A paper by the Higher Education Standards Panel released today also re-affirms that media coverage of attrition rates has been “alarmist” and claims of a crisis unfounded.
Universities Australia Chief Executive Designate Catriona Jackson welcomed the Government’s decision to adopt the report’s 18 recommendations.
“These recommendations build on the incredible work undertaken by universities to keep attrition low at a time where there are more students than ever in higher education,” said Ms Jackson.
“From 2005, university places grew by more than 200,000. Despite this massive increase, the attrition rate hasn’t changed and remains stable at 15 per cent,” she said.
“This is a major achievement. Australians should be proud of the terrific work universities are doing to help students succeed.”
The report also acknowledges that many of the drivers of attrition remain beyond the control of students or universities.
“Work, caring responsibilities, financial hardship, illness — these all play a major role in why a student may choose to leave.”
“The Government’s largest survey shows the most common reasons students cite for thinking about leaving are to do with personal circumstances.”

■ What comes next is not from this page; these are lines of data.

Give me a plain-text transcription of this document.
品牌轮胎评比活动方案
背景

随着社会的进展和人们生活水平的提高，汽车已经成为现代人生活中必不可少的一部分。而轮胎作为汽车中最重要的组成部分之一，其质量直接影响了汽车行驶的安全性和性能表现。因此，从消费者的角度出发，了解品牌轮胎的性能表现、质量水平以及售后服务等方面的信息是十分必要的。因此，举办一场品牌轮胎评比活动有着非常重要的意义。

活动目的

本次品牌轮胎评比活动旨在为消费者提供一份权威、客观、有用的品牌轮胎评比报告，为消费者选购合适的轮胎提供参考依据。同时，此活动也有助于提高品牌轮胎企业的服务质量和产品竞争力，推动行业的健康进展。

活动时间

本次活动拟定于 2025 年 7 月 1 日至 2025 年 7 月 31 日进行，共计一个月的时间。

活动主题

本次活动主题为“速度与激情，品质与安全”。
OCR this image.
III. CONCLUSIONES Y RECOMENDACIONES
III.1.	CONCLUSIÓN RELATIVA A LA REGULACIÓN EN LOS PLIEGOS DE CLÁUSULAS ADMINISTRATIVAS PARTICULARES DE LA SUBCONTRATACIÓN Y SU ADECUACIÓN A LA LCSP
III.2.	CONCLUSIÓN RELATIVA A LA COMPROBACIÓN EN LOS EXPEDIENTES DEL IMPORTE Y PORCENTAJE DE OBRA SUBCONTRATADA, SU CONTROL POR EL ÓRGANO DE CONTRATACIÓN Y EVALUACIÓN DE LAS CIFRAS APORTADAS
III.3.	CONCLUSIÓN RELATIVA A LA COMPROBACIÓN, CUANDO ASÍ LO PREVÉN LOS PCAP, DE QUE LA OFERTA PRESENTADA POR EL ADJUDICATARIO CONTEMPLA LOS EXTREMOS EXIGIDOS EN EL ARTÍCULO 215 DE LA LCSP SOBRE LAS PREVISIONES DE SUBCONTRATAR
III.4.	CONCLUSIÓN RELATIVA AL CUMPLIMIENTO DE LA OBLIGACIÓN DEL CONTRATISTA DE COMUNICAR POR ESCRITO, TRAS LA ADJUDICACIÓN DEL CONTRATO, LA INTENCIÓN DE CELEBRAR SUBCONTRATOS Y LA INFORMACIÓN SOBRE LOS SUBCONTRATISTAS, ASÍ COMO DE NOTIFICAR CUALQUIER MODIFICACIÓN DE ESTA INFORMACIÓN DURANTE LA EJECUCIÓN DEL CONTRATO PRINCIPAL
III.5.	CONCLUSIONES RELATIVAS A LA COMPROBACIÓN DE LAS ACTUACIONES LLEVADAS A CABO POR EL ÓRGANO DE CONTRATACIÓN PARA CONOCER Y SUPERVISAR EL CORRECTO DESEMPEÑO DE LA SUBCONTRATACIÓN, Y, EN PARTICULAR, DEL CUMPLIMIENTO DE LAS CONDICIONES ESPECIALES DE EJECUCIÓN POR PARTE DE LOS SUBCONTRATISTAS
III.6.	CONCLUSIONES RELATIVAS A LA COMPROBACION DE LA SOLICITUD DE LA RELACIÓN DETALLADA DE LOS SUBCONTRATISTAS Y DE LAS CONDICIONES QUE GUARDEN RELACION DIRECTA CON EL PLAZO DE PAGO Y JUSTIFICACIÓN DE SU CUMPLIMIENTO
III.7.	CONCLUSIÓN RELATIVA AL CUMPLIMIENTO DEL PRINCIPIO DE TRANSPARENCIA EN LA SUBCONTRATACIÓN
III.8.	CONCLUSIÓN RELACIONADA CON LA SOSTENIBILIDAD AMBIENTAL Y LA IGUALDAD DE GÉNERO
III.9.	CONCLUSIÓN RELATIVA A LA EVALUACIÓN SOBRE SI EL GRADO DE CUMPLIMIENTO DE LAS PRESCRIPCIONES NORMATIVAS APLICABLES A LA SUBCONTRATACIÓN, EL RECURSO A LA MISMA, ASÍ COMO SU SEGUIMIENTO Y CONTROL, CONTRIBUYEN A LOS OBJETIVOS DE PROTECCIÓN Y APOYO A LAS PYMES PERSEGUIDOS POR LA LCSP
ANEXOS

“Our job as universities is to continue to ensure that students always know they can come back.”
Universities Australia advocated for a number of changes that are included in the recommendations, including, improved reporting of attrition data and expanding the National Career Education Strategy to mature-age students.
UA has made a major contribution to the joint Government and higher education sector work on admissions transparency to make better information available to prospective students.
“These recommendations build on the work that Universities Australia has led on behalf of our member universities for many years,” Ms Jackson said.
“We look forward to working with the Government to implement these recommendations and to safeguard an already strong system,” she said.
“Universities Australia thanks the Higher Education Standards Panel for putting together such a comprehensive report and for taking the sector’s views on board.”
Ms Jackson did, however, point to future risk under the Government’s proposed performance funding regime.
“Linking funding to attrition may have a perverse impact on access and opportunity, by driving universities to play it safe and limit opportunities for non-traditional students.”